I would not keep koi in this for any length of time. Goldfish, maybe. Koi, no. Koi are much more sensitive to higher temperatures than goldfish are. One of the reasons we put ponds in the ground is insulation against the cold in the winter and the heat in the summer. This pond would get really hot in the summer and probably freeze in the winter. This would make a great quarantine tank for koi, but I wouldn't use it as a koi pond. I also cannot find the volume. Koi need roughly 500 gallons per fish whereas goldfish only need between 100 and 50 gallons in a pond setting. Aesthetics aside, this has my vote for no.


----------



## finnfinnfriend (Feb 3, 2012)

thekoimaiden said:


> I would not keep koi in this for any length of time. Goldfish, maybe. Koi, no. Koi are much more sensitive to higher temperatures than goldfish are. One of the reasons we put ponds in the ground is insulation against the cold in the winter and the heat in the summer. This pond would get really hot in the summer and probably freeze in the winter. This would make a great quarantine tank for koi, but I wouldn't use it as a koi pond. I also cannot find the volume. Koi need roughly 500 gallons per fish whereas goldfish only need between 100 and 50 gallons in a pond setting. Aesthetics aside, this has my vote for no.


This pool is 2,000 gallons, and I've had pools about this size and they don't heat up enough in the summer! Especially in the shade. And What if there was like, an industrial heater in there in the winter?


----------



## thekoimaiden (Oct 19, 2011)

Where does it say the volume? And even at that volume you could keep 4 koi in there, tops, and that would be pushing it. Understocking is the key to success in a koi pond. 

Heating up for human body temp and heating up for koi are two different things. Our body temp is something like 97F. Anything under 80F is going to feel cool to us because of the large temperature difference. Whereas 80F is rather hot for a koi. My pond is 4000 gallons, completely shaded, and in the ground, and it still gets around 78F in the summer. 

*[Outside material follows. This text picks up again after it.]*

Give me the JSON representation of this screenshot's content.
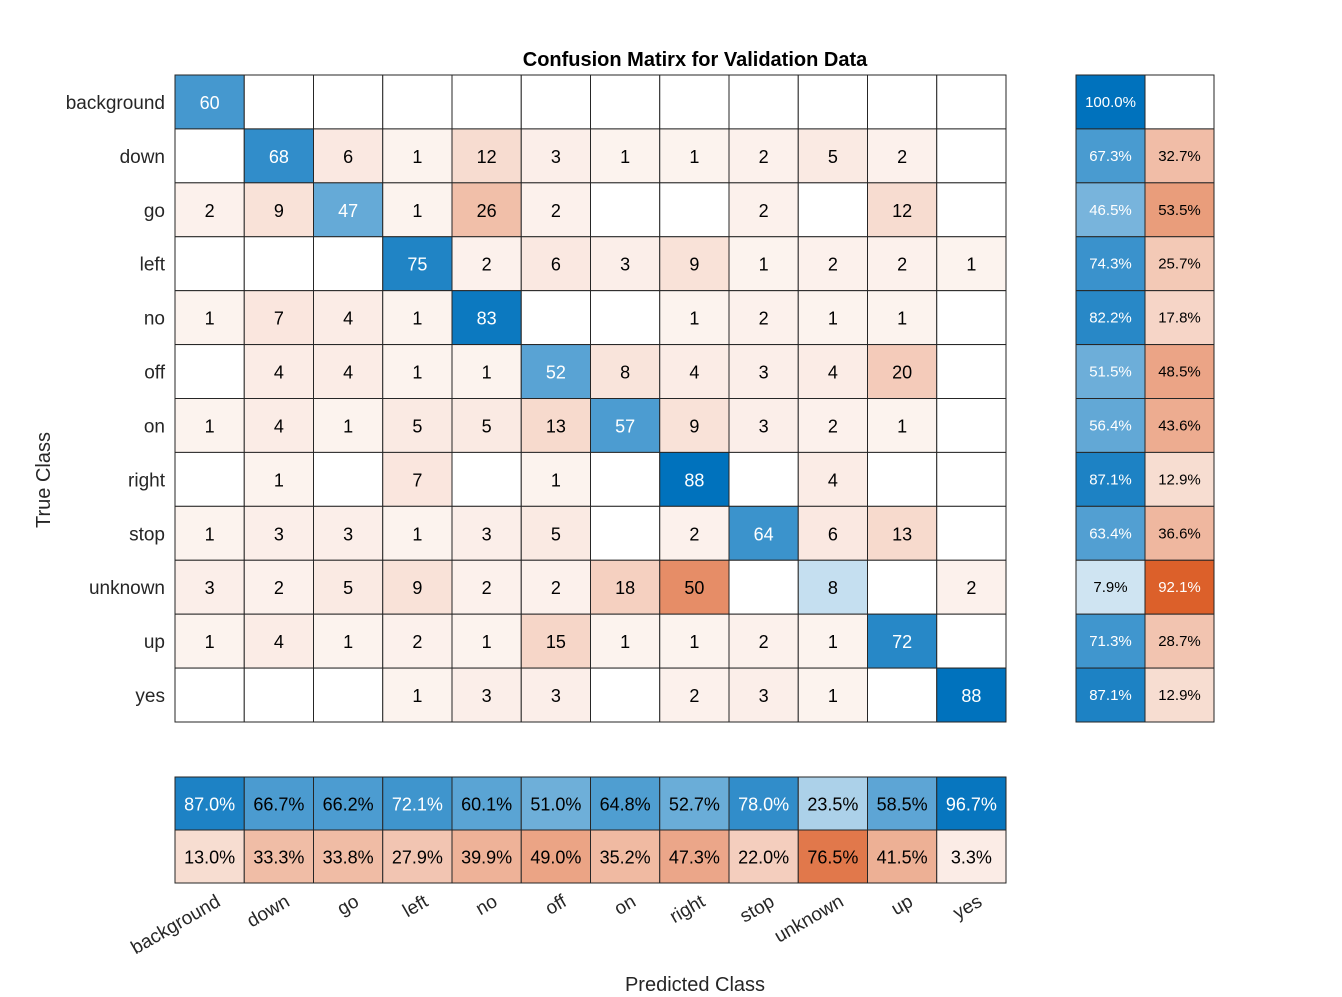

Another problem I have with this, what about a puncture in the sides or the risk of collapse? We've all seen videos of these things collapsing on kids in the backyard. Many of the koi QT tanks that look like this are resistant to UV light which degrades the plastic. What kind of protection does the plastic on this have? I know sometimes we can get away with using things that weren't intended for fish, but I don't think this is the case. 

With the new filter you will have to buy (in a pond this size without any waterfall, you're going to need a pretty strong filer) plus the industrial heater, you're looking at a very expensive experiment that could potentially go really wrong. I hate to be a dream-dasher, but koi and ponds are a whole different level of aquarium keeping. If you really want a pond, I suggest you get in contact with a local pond-builder (they will know things about your area that you wouldn't think of).


----------



## finnfinnfriend (Feb 3, 2012)

thekoimaiden said:


> Where does it say the volume? And even at that volume you could keep 4 koi in there, tops, and that would be pushing it. Understocking is the key to success in a koi pond.
> 
> Heating up for human body temp and heating up for koi are two different things. Our body temp is something like 97F. Anything under 80F is going to feel cool to us because of the large temperature difference. Whereas 80F is rather hot for a koi. My pond is 4000 gallons, completely shaded, and in the ground, and it still gets around 78F in the summer.
> 
> ...


Eh. Well don't worry, I was never planning on having a pond at all. It was just one of those what if things....


----------